Rechtbank Haarlem
Oplichting of civielrechtelijke wanprestatie?
19 juli - De meervoudige strafkamer van de rechtbank Utrecht heeft
uitspraak gedaan in de zaak van een 49-jarige man, die verdacht werd
van oplichting en verduistering. De man voerde met zijn bedrijf onder
andere kleine verbouwingen en verhuizingen uit.
Het is in deze zaak tot een strafrechtelijke procedure gekomen nadat
een aangever, die zich benadeeld voelde door verdachte en van de
politie te horen had gekregen dat het hier een civiele zaak zou
betreffen, het TROS-programma 'Opgelicht' had benaderd. Naar
aanleiding van uitzendingen van dit programma hebben verschillende
mensen aangifte gedaan wegens oplichting.
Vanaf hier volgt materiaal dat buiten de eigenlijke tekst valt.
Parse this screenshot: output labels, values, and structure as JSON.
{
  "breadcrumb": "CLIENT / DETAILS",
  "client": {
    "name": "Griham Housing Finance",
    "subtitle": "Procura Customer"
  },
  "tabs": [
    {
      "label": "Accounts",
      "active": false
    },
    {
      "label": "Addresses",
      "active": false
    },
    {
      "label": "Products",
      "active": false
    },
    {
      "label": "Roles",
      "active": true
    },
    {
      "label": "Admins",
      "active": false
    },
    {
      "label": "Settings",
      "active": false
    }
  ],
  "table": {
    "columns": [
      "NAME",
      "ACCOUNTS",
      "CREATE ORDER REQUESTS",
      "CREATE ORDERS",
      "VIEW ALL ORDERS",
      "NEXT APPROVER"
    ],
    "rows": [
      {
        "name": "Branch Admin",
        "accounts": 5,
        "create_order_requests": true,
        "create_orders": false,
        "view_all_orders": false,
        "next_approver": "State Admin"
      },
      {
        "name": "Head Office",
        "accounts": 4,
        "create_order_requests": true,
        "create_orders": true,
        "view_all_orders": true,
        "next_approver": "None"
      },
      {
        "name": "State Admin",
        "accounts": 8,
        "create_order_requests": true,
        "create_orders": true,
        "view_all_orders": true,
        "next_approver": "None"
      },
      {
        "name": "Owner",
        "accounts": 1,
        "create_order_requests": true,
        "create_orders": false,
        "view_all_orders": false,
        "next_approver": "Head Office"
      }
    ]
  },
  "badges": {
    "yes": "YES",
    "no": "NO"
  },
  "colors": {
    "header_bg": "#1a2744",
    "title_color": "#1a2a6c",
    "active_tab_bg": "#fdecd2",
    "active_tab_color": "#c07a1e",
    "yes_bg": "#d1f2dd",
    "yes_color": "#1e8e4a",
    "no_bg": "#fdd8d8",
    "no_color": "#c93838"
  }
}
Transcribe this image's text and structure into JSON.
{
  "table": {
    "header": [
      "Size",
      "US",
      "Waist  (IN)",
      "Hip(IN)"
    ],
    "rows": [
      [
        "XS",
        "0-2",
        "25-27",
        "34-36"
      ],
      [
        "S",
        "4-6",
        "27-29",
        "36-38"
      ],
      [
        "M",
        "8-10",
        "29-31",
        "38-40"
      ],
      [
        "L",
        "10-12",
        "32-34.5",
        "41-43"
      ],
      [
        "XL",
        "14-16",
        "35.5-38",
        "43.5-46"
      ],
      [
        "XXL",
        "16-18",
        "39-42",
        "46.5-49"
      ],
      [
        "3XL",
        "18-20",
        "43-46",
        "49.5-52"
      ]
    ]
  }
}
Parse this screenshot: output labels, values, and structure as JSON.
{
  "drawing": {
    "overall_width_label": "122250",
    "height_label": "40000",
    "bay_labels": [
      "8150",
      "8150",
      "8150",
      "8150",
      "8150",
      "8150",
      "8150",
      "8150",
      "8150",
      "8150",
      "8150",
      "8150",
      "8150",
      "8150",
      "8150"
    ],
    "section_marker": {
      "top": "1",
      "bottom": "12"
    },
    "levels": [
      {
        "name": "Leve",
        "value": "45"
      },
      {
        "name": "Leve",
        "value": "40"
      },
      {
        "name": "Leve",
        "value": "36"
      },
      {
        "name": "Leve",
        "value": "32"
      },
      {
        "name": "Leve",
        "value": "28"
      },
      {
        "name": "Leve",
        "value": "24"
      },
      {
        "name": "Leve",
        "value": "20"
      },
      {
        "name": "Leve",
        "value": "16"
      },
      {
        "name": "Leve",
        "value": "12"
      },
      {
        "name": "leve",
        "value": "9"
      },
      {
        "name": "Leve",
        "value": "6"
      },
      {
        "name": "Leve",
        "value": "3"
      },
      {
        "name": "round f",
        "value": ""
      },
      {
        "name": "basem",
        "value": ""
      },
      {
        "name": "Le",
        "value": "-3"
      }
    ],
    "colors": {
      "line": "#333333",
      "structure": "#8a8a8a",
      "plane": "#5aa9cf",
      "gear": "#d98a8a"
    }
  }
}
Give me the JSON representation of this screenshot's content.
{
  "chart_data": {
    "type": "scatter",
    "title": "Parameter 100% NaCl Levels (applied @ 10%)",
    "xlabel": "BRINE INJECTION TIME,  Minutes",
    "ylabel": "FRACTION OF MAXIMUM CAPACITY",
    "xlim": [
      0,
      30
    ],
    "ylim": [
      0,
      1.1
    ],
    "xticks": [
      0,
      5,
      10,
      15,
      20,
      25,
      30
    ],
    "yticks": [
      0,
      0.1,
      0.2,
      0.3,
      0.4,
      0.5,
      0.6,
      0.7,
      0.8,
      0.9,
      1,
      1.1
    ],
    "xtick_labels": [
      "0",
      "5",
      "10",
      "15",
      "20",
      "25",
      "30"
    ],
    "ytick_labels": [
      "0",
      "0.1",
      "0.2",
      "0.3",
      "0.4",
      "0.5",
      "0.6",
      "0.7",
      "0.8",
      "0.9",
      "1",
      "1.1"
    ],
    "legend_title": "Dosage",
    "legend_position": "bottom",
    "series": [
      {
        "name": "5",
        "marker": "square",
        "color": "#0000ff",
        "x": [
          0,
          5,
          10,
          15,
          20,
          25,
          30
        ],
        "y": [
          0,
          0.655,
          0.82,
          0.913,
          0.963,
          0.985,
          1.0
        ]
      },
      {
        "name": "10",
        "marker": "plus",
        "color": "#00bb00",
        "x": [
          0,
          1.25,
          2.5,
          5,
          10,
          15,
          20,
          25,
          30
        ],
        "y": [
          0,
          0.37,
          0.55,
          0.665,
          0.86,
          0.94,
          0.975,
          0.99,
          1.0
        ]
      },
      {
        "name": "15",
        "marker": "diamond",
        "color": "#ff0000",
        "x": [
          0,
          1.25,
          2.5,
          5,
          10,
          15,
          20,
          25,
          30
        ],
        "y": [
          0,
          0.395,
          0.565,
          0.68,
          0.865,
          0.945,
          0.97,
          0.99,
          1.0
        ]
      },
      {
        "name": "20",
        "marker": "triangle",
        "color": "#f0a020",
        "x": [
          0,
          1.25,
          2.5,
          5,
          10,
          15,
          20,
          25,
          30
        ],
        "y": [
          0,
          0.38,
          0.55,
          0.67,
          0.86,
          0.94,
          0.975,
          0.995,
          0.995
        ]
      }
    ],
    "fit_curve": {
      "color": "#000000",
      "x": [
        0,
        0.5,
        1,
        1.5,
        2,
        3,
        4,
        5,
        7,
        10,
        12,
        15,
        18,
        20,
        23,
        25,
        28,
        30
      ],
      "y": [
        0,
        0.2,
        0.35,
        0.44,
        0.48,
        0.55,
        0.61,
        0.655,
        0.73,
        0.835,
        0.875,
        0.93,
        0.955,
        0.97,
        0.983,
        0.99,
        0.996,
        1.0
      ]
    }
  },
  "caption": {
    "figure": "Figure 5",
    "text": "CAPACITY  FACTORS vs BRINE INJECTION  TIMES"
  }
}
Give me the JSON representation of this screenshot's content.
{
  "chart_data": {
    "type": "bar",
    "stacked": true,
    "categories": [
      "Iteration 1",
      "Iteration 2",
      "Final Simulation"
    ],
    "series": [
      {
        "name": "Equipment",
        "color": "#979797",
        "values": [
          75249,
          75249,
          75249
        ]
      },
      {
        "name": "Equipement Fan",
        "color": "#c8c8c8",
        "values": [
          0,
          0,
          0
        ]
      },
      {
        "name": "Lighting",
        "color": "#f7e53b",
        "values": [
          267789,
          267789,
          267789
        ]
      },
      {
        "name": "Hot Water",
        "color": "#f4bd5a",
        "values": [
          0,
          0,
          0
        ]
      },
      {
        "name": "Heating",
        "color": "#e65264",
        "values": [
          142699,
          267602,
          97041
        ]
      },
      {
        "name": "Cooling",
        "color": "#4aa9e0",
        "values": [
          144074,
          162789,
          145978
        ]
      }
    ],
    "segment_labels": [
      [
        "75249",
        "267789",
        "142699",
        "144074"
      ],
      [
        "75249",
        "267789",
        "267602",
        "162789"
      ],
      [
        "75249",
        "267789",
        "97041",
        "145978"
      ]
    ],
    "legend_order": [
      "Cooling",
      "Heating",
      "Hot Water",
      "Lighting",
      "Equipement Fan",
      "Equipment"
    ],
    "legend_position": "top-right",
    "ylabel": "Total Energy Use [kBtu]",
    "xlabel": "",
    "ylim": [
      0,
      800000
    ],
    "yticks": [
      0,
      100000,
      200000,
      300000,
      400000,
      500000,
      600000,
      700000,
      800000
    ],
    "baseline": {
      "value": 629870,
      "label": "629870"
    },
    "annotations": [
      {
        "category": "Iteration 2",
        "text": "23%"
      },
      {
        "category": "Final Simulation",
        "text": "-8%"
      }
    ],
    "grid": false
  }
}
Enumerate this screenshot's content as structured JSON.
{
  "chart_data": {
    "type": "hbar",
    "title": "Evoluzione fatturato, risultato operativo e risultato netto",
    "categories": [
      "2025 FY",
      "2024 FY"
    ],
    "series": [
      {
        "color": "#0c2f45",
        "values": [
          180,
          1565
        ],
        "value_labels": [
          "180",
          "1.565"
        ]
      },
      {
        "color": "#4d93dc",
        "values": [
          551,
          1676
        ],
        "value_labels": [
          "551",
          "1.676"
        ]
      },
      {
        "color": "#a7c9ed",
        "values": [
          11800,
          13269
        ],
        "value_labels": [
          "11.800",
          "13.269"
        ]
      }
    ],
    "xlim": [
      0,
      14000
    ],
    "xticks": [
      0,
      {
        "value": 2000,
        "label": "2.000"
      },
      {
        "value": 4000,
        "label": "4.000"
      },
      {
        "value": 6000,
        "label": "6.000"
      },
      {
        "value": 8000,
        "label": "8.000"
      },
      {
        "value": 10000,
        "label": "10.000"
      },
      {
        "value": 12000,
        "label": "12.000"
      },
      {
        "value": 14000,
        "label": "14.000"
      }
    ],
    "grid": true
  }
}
De man stond daardoor
terecht voor 23 feiten.
De rechtbank heeft in haar uitspraak overwogen of hier sprake was van
strafbare oplichting:
"Van strafbare oplichting kan alleen worden gesproken als men het
oogmerk heeft om zich of een ander wederrechtelijk te bevoordelen,
hetzij door het aannemen van een valse naam of van een valse
hoedanigheid, hetzij door listige kunstgrepen, hetzij door een
samenweefsel van verdichtsels, en daardoor iemand beweegt tot de
afgifte van â kort en zakelijk gezegd - goed of geld.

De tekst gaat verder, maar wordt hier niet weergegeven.